Second, Riley offers a ridiculous comparison with that man of the spirit, George W. Bush:
If you want to speak the language of religious people, substance matters more than style. Some religious leaders hoped early on that Sen. Obama's speeches would be peppered with the biblical language he had picked up in church, as President Bush's speeches have been. But there is no sign of that so far. Sen. Obama may have the smooth cadences of a black preacher, and his public appearances include a certain kind of call and response, but his biblical references are so commonplace that it's hard to call them biblical anymore. They tend to include the Golden Rule and regular admonitions to "be our brother's keeper."
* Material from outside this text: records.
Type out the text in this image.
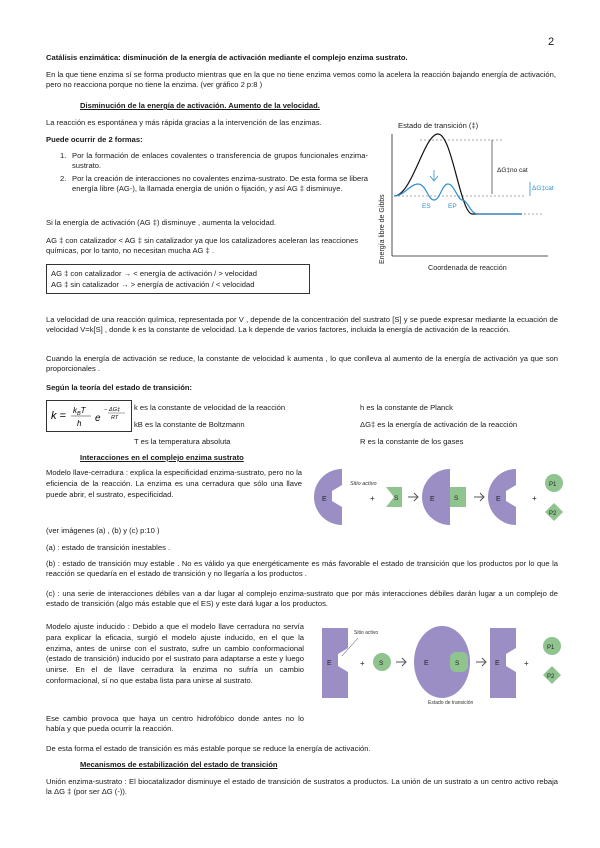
2
Catálisis enzimática: disminución de la energía de activación mediante el complejo enzima sustrato.
En la que tiene enzima sí se forma producto mientras que en la que no tiene enzima vemos como la acelera la reacción bajando energía de activación, pero no reacciona porque no tiene la enzima. (ver gráfico 2 p:8 )
Disminución de la energía de activación. Aumento de la velocidad.
La reacción es espontánea y más rápida gracias a la intervención de las enzimas.
Puede ocurrir de 2 formas:
1. Por la formación de enlaces covalentes o transferencia de grupos funcionales enzima-sustrato.
2. Por la creación de interacciones no covalentes enzima-sustrato. De esta forma se libera energía libre (AG-), la llamada energía de unión o fijación, y así AG ‡ disminuye.
Si la energía de activación (AG ‡) disminuye , aumenta la velocidad.
AG ‡ con catalizador < AG ‡ sin catalizador ya que los catalizadores aceleran las reacciones químicas, por lo tanto, no necesitan mucha AG ‡ .
AG ‡ con catalizador → < energía de activación / > velocidad
AG ‡ sin catalizador → > energía de activación / < velocidad
Estado de transición (‡)
Energía libre de Gibbs
ΔG‡no cat
ΔG‡cat
ES	EP
Coordenada de reacción
La velocidad de una reacción química, representada por V , depende de la concentración del sustrato [S] y se puede expresar mediante la ecuación de velocidad V=k[S] , donde k es la constante de velocidad. La k depende de varios factores, incluida la energía de activación de la reacción.
Cuando la energía de activación se reduce, la constante de velocidad k aumenta , lo que conlleva al aumento de la energía de activación ya que son proporcionales .
Según la teoría del estado de transición:
$k = k_BT$
h e
− ΔG‡
RT
k es la constante de velocidad de la reacción	h es la constante de Planck
kB es la constante de Boltzmann	ΔG‡ es la energía de activación de la reacción
T es la temperatura absoluta	R es la constante de los gases
Interacciones en el complejo enzima sustrato
Modelo llave-cerradura : explica la especificidad enzima-sustrato, pero no la eficiencia de la reacción. La enzima es una cerradura que sólo una llave puede abrir, el sustrato, especificidad.
E
Sitio activo
+	S	E	S	E	+
P1
P2
(ver imágenes (a) , (b) y (c) p:10 )
(a) : estado de transición inestables .
(b) : estado de transición muy estable . No es válido ya que energéticamente es más favorable el estado de transición que los productos por lo que la reacción se quedaría en el estado de transición y no llegaría a los productos .
(c) : una serie de interacciones débiles van a dar lugar al complejo enzima-sustrato que por más interacciones débiles darán lugar a un complejo de estado de transición (algo más estable que el ES) y este dará lugar a los productos.
Modelo ajuste inducido : Debido a que el modelo llave cerradura no servía para explicar la eficacia, surgió el modelo ajuste inducido, en el que la enzima, antes de unirse con el sustrato, sufre un cambio conformacional (estado de transición) inducido por el sustrato para adaptarse a este y luego unirse. En el de llave cerradura la enzima no sufría un cambio conformacional, sí no que estaba lista para unirse al sustrato.
Ese cambio provoca que haya un centro hidrofóbico donde antes no lo había y que pueda ocurrir la reacción.
E
Sitio activo
+ S	E	S
Estado de transición
E	+
P1
P2
De esta forma el estado de transición es más estable porque se reduce la energía de activación.
Mecanismos de estabilización del estado de transición
Unión enzima-sustrato : El biocatalizador disminuye el estado de transición de sustratos a productos. La unión de un sustrato a un centro activo rebaja la ΔG ‡ (por ser ΔG (-)).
This style-substance bifurcation omits an inconvenient truth: Obama, unlike Bush, has actually belonged to and attended a church for more than 20 years. In itself, I don't regard that as anything to boast about But when you're talking about "substance" of religious experience, it's germane.
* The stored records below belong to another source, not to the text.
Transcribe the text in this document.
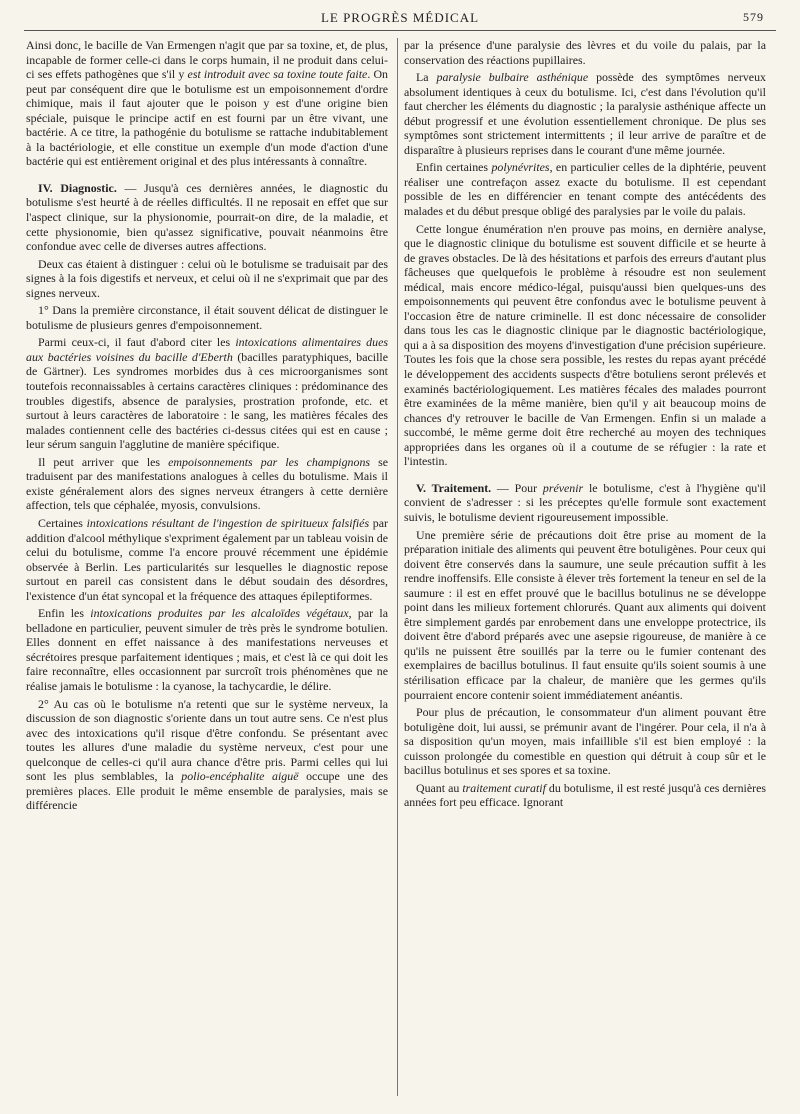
LE PROGRÈS MÉDICAL	579

Ainsi donc, le bacille de Van Ermengen n'agit que par sa toxine, et, de plus, incapable de former celle-ci dans le corps humain, il ne produit dans celui-ci ses effets pathogènes que s'il y est introduit avec sa toxine toute faite. On peut par conséquent dire que le botulisme est un empoisonnement d'ordre chimique, mais il faut ajouter que le poison y est d'une origine bien spéciale, puisque le principe actif en est fourni par un être vivant, une bactérie. A ce titre, la pathogénie du botulisme se rattache indubitablement à la bactériologie, et elle constitue un exemple d'un mode d'action d'une bactérie qui est entièrement original et des plus intéressants à connaître.

IV. Diagnostic. — Jusqu'à ces dernières années, le diagnostic du botulisme s'est heurté à de réelles difficultés. Il ne reposait en effet que sur l'aspect clinique, sur la physionomie, pourrait-on dire, de la maladie, et cette physionomie, bien qu'assez significative, pouvait néanmoins être confondue avec celle de diverses autres affections.

Deux cas étaient à distinguer : celui où le botulisme se traduisait par des signes à la fois digestifs et nerveux, et celui où il ne s'exprimait que par des signes nerveux.

1° Dans la première circonstance, il était souvent délicat de distinguer le botulisme de plusieurs genres d'empoisonnement.

Parmi ceux-ci, il faut d'abord citer les intoxications alimentaires dues aux bactéries voisines du bacille d'Eberth (bacilles paratyphiques, bacille de Gärtner). Les syndromes morbides dus à ces microorganismes sont toutefois reconnaissables à certains caractères cliniques : prédominance des troubles digestifs, absence de paralysies, prostration profonde, etc. et surtout à leurs caractères de laboratoire : le sang, les matières fécales des malades contiennent celle des bactéries ci-dessus citées qui est en cause ; leur sérum sanguin l'agglutine de manière spécifique.

Il peut arriver que les empoisonnements par les champignons se traduisent par des manifestations analogues à celles du botulisme. Mais il existe généralement alors des signes nerveux étrangers à cette dernière affection, tels que céphalée, myosis, convulsions.

Certaines intoxications résultant de l'ingestion de spiritueux falsifiés par addition d'alcool méthylique s'expriment également par un tableau voisin de celui du botulisme, comme l'a encore prouvé récemment une épidémie observée à Berlin. Les particularités sur lesquelles le diagnostic repose surtout en pareil cas consistent dans le début soudain des désordres, l'existence d'un état syncopal et la fréquence des attaques épileptiformes.

Enfin les intoxications produites par les alcaloïdes végétaux, par la belladone en particulier, peuvent simuler de très près le syndrome botulien. Elles donnent en effet naissance à des manifestations nerveuses et sécrétoires presque parfaitement identiques ; mais, et c'est là ce qui doit les faire reconnaître, elles occasionnent par surcroît trois phénomènes que ne réalise jamais le botulisme : la cyanose, la tachycardie, le délire.

2° Au cas où le botulisme n'a retenti que sur le système nerveux, la discussion de son diagnostic s'oriente dans un tout autre sens. Ce n'est plus avec des intoxications qu'il risque d'être confondu. Se présentant avec toutes les allures d'une maladie du système nerveux, c'est pour une quelconque de celles-ci qu'il aura chance d'être pris. Parmi celles qui lui sont les plus semblables, la polio-encéphalite aiguë occupe une des premières places. Elle produit le même ensemble de paralysies, mais se différencie

par la présence d'une paralysie des lèvres et du voile du palais, par la conservation des réactions pupillaires.

La paralysie bulbaire asthénique possède des symptômes nerveux absolument identiques à ceux du botulisme. Ici, c'est dans l'évolution qu'il faut chercher les éléments du diagnostic ; la paralysie asthénique affecte un début progressif et une évolution essentiellement chronique. De plus ses symptômes sont strictement intermittents ; il leur arrive de paraître et de disparaître à plusieurs reprises dans le courant d'une même journée.

Enfin certaines polynévrites, en particulier celles de la diphtérie, peuvent réaliser une contrefaçon assez exacte du botulisme. Il est cependant possible de les en différencier en tenant compte des antécédents des malades et du début presque obligé des paralysies par le voile du palais.

Cette longue énumération n'en prouve pas moins, en dernière analyse, que le diagnostic clinique du botulisme est souvent difficile et se heurte à de graves obstacles. De là des hésitations et parfois des erreurs d'autant plus fâcheuses que quelquefois le problème à résoudre est non seulement médical, mais encore médico-légal, puisqu'aussi bien quelques-uns des empoisonnements qui peuvent être confondus avec le botulisme peuvent à l'occasion être de nature criminelle. Il est donc nécessaire de consolider dans tous les cas le diagnostic clinique par le diagnostic bactériologique, qui a à sa disposition des moyens d'investigation d'une précision supérieure. Toutes les fois que la chose sera possible, les restes du repas ayant précédé le développement des accidents suspects d'être botuliens seront prélevés et examinés bactériologiquement. Les matières fécales des malades pourront être examinées de la même manière, bien qu'il y ait beaucoup moins de chances d'y retrouver le bacille de Van Ermengen. Enfin si un malade a succombé, le même germe doit être recherché au moyen des techniques appropriées dans les organes où il a coutume de se réfugier : la rate et l'intestin.

V. Traitement. — Pour prévenir le botulisme, c'est à l'hygiène qu'il convient de s'adresser : si les préceptes qu'elle formule sont exactement suivis, le botulisme devient rigoureusement impossible.

Une première série de précautions doit être prise au moment de la préparation initiale des aliments qui peuvent être botuligènes. Pour ceux qui doivent être conservés dans la saumure, une seule précaution suffit à les rendre inoffensifs. Elle consiste à élever très fortement la teneur en sel de la saumure : il est en effet prouvé que le bacillus botulinus ne se développe point dans les milieux fortement chlorurés. Quant aux aliments qui doivent être simplement gardés par enrobement dans une enveloppe protectrice, ils doivent être d'abord préparés avec une asepsie rigoureuse, de manière à ce qu'ils ne puissent être souillés par la terre ou le fumier contenant des exemplaires de bacillus botulinus. Il faut ensuite qu'ils soient soumis à une stérilisation efficace par la chaleur, de manière que les germes qu'ils pourraient encore contenir soient immédiatement anéantis.

Pour plus de précaution, le consommateur d'un aliment pouvant être botuligène doit, lui aussi, se prémunir avant de l'ingérer. Pour cela, il n'a à sa disposition qu'un moyen, mais infaillible s'il est bien employé : la cuisson prolongée du comestible en question qui détruit à coup sûr et le bacillus botulinus et ses spores et sa toxine.

Quant au traitement curatif du botulisme, il est resté jusqu'à ces dernières années fort peu efficace. Ignorant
Finally, there's the question of why Obama incorporates only the most "commonplace" Biblical references. It's deliberate-- a matter of the ground rules that Obama has set out for invoking 'religious' values in a political arena. According to Obama, it's fine to be inspired by the scriptures and tenets of a particular religion. But in politics, the values absorbed in this way must be translated into universal terms and argued on their intrinsic merits. Here's how Obama puts it in The Audacity of Hope (p. 219):
What our deliberative, pluralistic democracy does demand is that the religiously motivated translate their concerns into universal, rather than religion-specific, values. It requires that their proposals must be subject to argument and amenable to reason. If I am opposed to abortion for religious reasons and seek to pass a law banning the practice, I cannot simply point to the teachings of my church or invoke God's will and expect that argument to carry the day. If I want others to listen to me, then I have to explain why abortion violates some principle that is accessible to people of all faiths, including those with no faith at all.
The 'universal' vocabulary of faith that Obama regards as valid in politics also describes the content of his beliefs. In Audacity, after chronicling his doubts, he has this to say about the content of his faith:
This is not to say that I'm unanchored in my faith. There are some things that I'm absolutely sure about -- the Golden Rule, the need to battle cruelty in all its forms, the value of love and charity, humility and grace.
Or, as Riley calls them, the 'commonplace' doctrines of the Golden Rule and being our brother's keeper. Dull stuff, that. Wouldn't want our politicians pushing such tired platitudes.

Leave it to Bush to inject the unctuous and intrusive preacher's vocabulary into his speeches. Obama aims to connect with Americans of all faiths and no faiths. Looks like he is succeeding.